- Coat of arms
- Commune of Treguaco in the Ñuble Region
- Treguaco Location in Chile
- Coordinates: 36°25′51″S 72°40′05″W﻿ / ﻿36.43083°S 72.66806°W
- Country: Chile
- Region: Ñuble
- Province: Itata
- Founded: 30 January 1973

Government
- • Type: Municipality
- • Alcalde: Luis Cuevas Iarra (Ind.)

Area
- • Total: 313.1 km^{2} (120.9 sq mi)
- Elevation: 16 m (52 ft)

Population (2012 Census)
- • Total: 5,227
- • Density: 16.69/km^{2} (43.24/sq mi)
- • Urban: 1,245
- • Rural: 4,051
- Demonym: Trehuaquino

Sex
- • Men: 2788
- • Women: 2508
- Time zone: UTC-4 (CLT)
- • Summer (DST): UTC-3 (CLST)
- Area code: 56 + 42
- Website: Municipality of Treguaco

= Treguaco =

Treguaco (/es/), also spelled as Trehuaco (/es/), is a Chilean city and commune in Itata Province, Ñuble Region.

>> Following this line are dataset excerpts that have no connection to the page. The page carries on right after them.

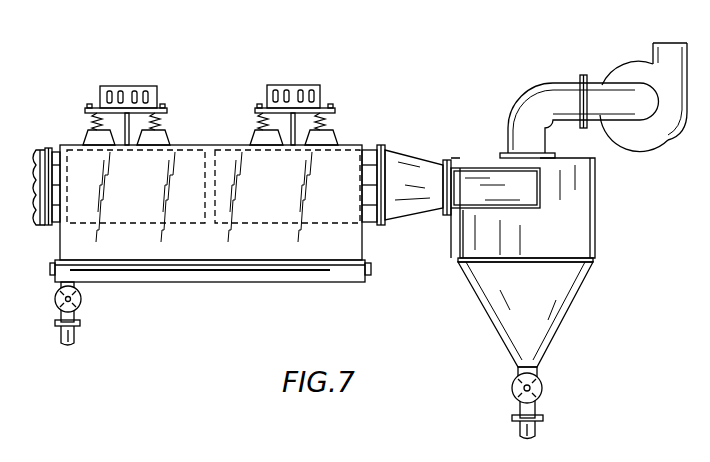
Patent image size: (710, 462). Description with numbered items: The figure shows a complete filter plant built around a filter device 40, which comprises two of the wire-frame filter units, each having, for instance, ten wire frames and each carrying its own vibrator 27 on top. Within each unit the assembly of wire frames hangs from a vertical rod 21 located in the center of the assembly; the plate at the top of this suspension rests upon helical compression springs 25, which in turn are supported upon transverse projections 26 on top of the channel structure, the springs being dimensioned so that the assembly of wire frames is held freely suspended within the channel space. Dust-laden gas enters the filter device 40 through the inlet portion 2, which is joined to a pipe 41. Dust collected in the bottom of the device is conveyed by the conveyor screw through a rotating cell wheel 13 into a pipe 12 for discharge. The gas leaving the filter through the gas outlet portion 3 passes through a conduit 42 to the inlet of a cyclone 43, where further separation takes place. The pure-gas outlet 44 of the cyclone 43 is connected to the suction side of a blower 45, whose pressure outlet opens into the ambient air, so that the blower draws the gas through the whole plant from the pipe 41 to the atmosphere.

The inlet portion 2 is at (52, 148).
The gas outlet portion 3 is at (381, 216).
The pipe 12 is at (77, 336).
The rotating cell wheel 13 is at (82, 300).
The vertical rod 21 is at (262, 124).
The helical compression spring 25 is at (160, 121).
The transverse projection 26 is at (168, 136).
The vibrator 27 is at (157, 87).
The filter device 40 is at (222, 268).
The pipe 41 is at (46, 222).
The conduit 42 is at (410, 165).
The cyclone 43 is at (575, 246).
The pure-gas outlet 44 is at (545, 103).
The blower 45 is at (657, 138).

The commune spans an area of 313.1 sqkm.

==Demographics==
According to data from the 2002 Census of Population and Housing, the Treguaco commune had 5,296 inhabitants; of these, 1,245 (23.5%) lived in urban areas and 4,051 (76.5%) in rural areas. At that time, there were 2,788 men and 2,508 women residing in the commune. The commune's population fell by 6% (341 persons) between the censuses of 1992 and 2002 (0.6% annual loss). Trehuaquino is the demonym for a man from Treguaco, and Trehuaquina is a woman from Treguaco.

==Administration==
As a commune, Treguaco is a third-level administrative division of Chile administered by a municipal council, headed by an alcalde who is directly elected every four years. For the years 2008-2012, the alcalde is Luis Cuevas Iarra (Ind.), and the council members are:
- Juan Cabrera Monsalve (PH)
- Olga Osses Klein (UDI)
- Gabriel Figueroa Retamal (PDC)
- Jaime Torres Barra (PDC)
- Juan Carlos Sepúlveda Pedreros (PPD)
- Tamara Valenzuela Fuentealba (PS)

Within the electoral divisions of Chile, Treguaco is represented in the Chamber of Deputies as a part of the 42nd electoral district (together with San Fabián, Ñiquén, San Carlos, San Nicolás, Ninhue, Quirihue, Cobquecura, Portezuelo, Coelemu, Ránquil, Quillón, Bulnes, Cabrero and Yumbel). The commune is represented in the Senate as part of the 13th senatorial constituency (Biobío Cordillera).